The Clean Energy and Other Skills Package was apparently to help educational institutions and industry develop the materials and expertise needed to promote clean energy skills. What are clean energy skills, Madam Deputy Speaker? Why do they need to be promoted; and why does it cost $32 million in government and taxpayer money? These answers are never to be found.
The $3 million Climate Change Grant Program is to 'help the Australian public understand the need to act on climate change' and the opportunities of a clean energy future. There is the $1.3 billion over six years for the improbably named Coal Sector Jobs Package, which provides assistance for a small number of emissions-intensive coalmines to investigate abatement opportunities.
It is easy, when you are spending other people's money, to load millions and millions of dollars into these schemes which are completely inefficient, achieve no environmental benefit and allow corruption on the scale highlighted by Barclay Crawford and others.
These examples of grant schemes, just what I have talked about tonight, come to a total in the order of $4.845 billion of government money—chasing what?
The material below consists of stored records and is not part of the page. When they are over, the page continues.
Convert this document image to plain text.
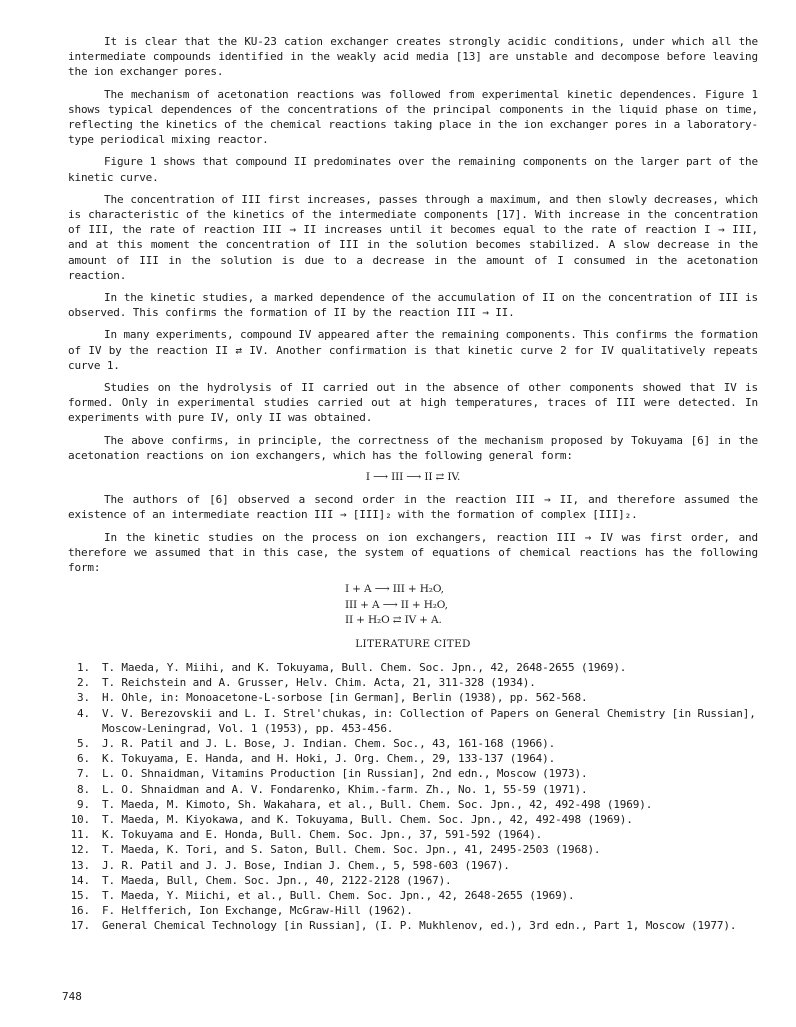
It is clear that the KU-23 cation exchanger creates strongly acidic conditions, under which all the intermediate compounds identified in the weakly acid media [13] are unstable and decompose before leaving the ion exchanger pores.

The mechanism of acetonation reactions was followed from experimental kinetic dependences. Figure 1 shows typical dependences of the concentrations of the principal components in the liquid phase on time, reflecting the kinetics of the chemical reactions taking place in the ion exchanger pores in a laboratory-type periodical mixing reactor.

Figure 1 shows that compound II predominates over the remaining components on the larger part of the kinetic curve.

The concentration of III first increases, passes through a maximum, and then slowly decreases, which is characteristic of the kinetics of the intermediate components [17]. With increase in the concentration of III, the rate of reaction III → II increases until it becomes equal to the rate of reaction I → III, and at this moment the concentration of III in the solution becomes stabilized. A slow decrease in the amount of III in the solution is due to a decrease in the amount of I consumed in the acetonation reaction.

In the kinetic studies, a marked dependence of the accumulation of II on the concentration of III is observed. This confirms the formation of II by the reaction III → II.

In many experiments, compound IV appeared after the remaining components. This confirms the formation of IV by the reaction II ⇄ IV. Another confirmation is that kinetic curve 2 for IV qualitatively repeats curve 1.

Studies on the hydrolysis of II carried out in the absence of other components showed that IV is formed. Only in experimental studies carried out at high temperatures, traces of III were detected. In experiments with pure IV, only II was obtained.

The above confirms, in principle, the correctness of the mechanism proposed by Tokuyama [6] in the acetonation reactions on ion exchangers, which has the following general form:

I ⟶ III ⟶ II ⇄ IV.

The authors of [6] observed a second order in the reaction III → II, and therefore assumed the existence of an intermediate reaction III → [III]₂ with the formation of complex [III]₂.

In the kinetic studies on the process on ion exchangers, reaction III → IV was first order, and therefore we assumed that in this case, the system of equations of chemical reactions has the following form:

I + A ⟶ III + H₂O,
III + A ⟶ II + H₂O,
II + H₂O ⇄ IV + A.
LITERATURE CITED
1. T. Maeda, Y. Miihi, and K. Tokuyama, Bull. Chem. Soc. Jpn., 42, 2648-2655 (1969).
2. T. Reichstein and A. Grusser, Helv. Chim. Acta, 21, 311-328 (1934).
3. H. Ohle, in: Monoacetone-L-sorbose [in German], Berlin (1938), pp. 562-568.
4. V. V. Berezovskii and L. I. Strel'chukas, in: Collection of Papers on General Chemistry [in Russian], Moscow-Leningrad, Vol. 1 (1953), pp. 453-456.
5. J. R. Patil and J. L. Bose, J. Indian. Chem. Soc., 43, 161-168 (1966).
6. K. Tokuyama, E. Handa, and H. Hoki, J. Org. Chem., 29, 133-137 (1964).
7. L. O. Shnaidman, Vitamins Production [in Russian], 2nd edn., Moscow (1973).
8. L. O. Shnaidman and A. V. Fondarenko, Khim.-farm. Zh., No. 1, 55-59 (1971).
9. T. Maeda, M. Kimoto, Sh. Wakahara, et al., Bull. Chem. Soc. Jpn., 42, 492-498 (1969).
10. T. Maeda, M. Kiyokawa, and K. Tokuyama, Bull. Chem. Soc. Jpn., 42, 492-498 (1969).
11. K. Tokuyama and E. Honda, Bull. Chem. Soc. Jpn., 37, 591-592 (1964).
12. T. Maeda, K. Tori, and S. Saton, Bull. Chem. Soc. Jpn., 41, 2495-2503 (1968).
13. J. R. Patil and J. J. Bose, Indian J. Chem., 5, 598-603 (1967).
14. T. Maeda, Bull, Chem. Soc. Jpn., 40, 2122-2128 (1967).
15. T. Maeda, Y. Miichi, et al., Bull. Chem. Soc. Jpn., 42, 2648-2655 (1969).
16. F. Helfferich, Ion Exchange, McGraw-Hill (1962).
17. General Chemical Technology [in Russian], (I. P. Mukhlenov, ed.), 3rd edn., Part 1, Moscow (1977).
748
Emissions reductions? I do not think we would have even 4.845 tonnes of emission reductions out of all that. That is $4.845 billion on just what I have mentioned tonight. That does not include the entirety of the new car plan, which is another $6 billion on top of that. That makes $10 billion.
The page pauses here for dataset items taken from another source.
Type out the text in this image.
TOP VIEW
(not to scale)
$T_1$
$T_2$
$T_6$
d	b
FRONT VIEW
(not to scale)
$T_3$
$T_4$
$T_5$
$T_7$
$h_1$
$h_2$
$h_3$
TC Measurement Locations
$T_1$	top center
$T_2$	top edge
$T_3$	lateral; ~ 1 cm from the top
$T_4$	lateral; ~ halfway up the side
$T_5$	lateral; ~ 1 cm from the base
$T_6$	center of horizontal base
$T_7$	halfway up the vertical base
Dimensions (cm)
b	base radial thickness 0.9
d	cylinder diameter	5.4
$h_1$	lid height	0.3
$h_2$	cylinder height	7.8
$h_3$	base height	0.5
Then we had the Green Loans scheme, which instinctively was a good idea, the idea being that the government would lend you the money to upgrade all of your power and efficiencies and you would pay it back interest-free. You take out a loan from the government and pay it back; it is a self-funding scheme. This government of course totally made a hash of that, affecting a lot of people in my electorate in particular who, in good faith, decided to go out there and say, 'I would like to do something to improve the environmental efficiency of my property and dwelling and take out that loan and pay it back over time'—the right kind of policy, the right kind of instinct. But the government could not manage a self-funding environmental scheme. It was a complete disaster. So again there was no environmental benefit but a lot of money expended.
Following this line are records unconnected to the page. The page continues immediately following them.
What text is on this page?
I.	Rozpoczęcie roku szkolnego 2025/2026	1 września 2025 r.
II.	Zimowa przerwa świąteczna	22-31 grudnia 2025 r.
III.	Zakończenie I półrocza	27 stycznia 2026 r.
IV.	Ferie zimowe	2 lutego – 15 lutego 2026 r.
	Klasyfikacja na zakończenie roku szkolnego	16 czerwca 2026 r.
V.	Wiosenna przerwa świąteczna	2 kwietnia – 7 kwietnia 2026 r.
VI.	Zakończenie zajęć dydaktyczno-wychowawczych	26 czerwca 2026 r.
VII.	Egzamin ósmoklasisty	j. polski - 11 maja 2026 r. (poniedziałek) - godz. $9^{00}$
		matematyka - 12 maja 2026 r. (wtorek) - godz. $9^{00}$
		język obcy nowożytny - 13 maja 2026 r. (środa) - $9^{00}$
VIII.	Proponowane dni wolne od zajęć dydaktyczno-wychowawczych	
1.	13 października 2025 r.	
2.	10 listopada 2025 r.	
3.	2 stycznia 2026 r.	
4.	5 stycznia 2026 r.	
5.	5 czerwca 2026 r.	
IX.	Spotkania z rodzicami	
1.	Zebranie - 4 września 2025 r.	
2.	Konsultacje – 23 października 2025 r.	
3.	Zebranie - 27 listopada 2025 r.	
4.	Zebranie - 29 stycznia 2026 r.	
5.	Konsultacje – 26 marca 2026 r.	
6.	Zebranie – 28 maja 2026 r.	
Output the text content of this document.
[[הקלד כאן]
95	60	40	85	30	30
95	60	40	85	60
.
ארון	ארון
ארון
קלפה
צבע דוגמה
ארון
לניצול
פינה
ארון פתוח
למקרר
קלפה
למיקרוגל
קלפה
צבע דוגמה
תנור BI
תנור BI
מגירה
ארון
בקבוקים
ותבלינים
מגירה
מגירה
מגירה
These are only a few examples of what you can find out there today in terms of the suite of so-called environmental policies that are supposed to generate an environmental benefit. What the government are actually doing is distorting our marketplace in a way that is not producing the efficiencies we need for a better environment. They are actually making things a lot worse. Government inefficiency and waste in the environment sector, in all of these policies that I have mentioned today—up to some $10 billion there—are really producing very little environmental benefit. We are ignoring big opportunities for advancing both our power generation and other forms of technology which could of course make severe environmental differences. The government really needs to look very seriously at scrapping all of these so-called green schemes, which are prevalent in Australia today, and stop wasting Australian taxpayers' money at a state and federal level. There is very little environmental benefit, very little economic benefit and, when we look back over this era, I think people will be shocked at how much taxpayers' money is being thrown away in pursuit of very little gain.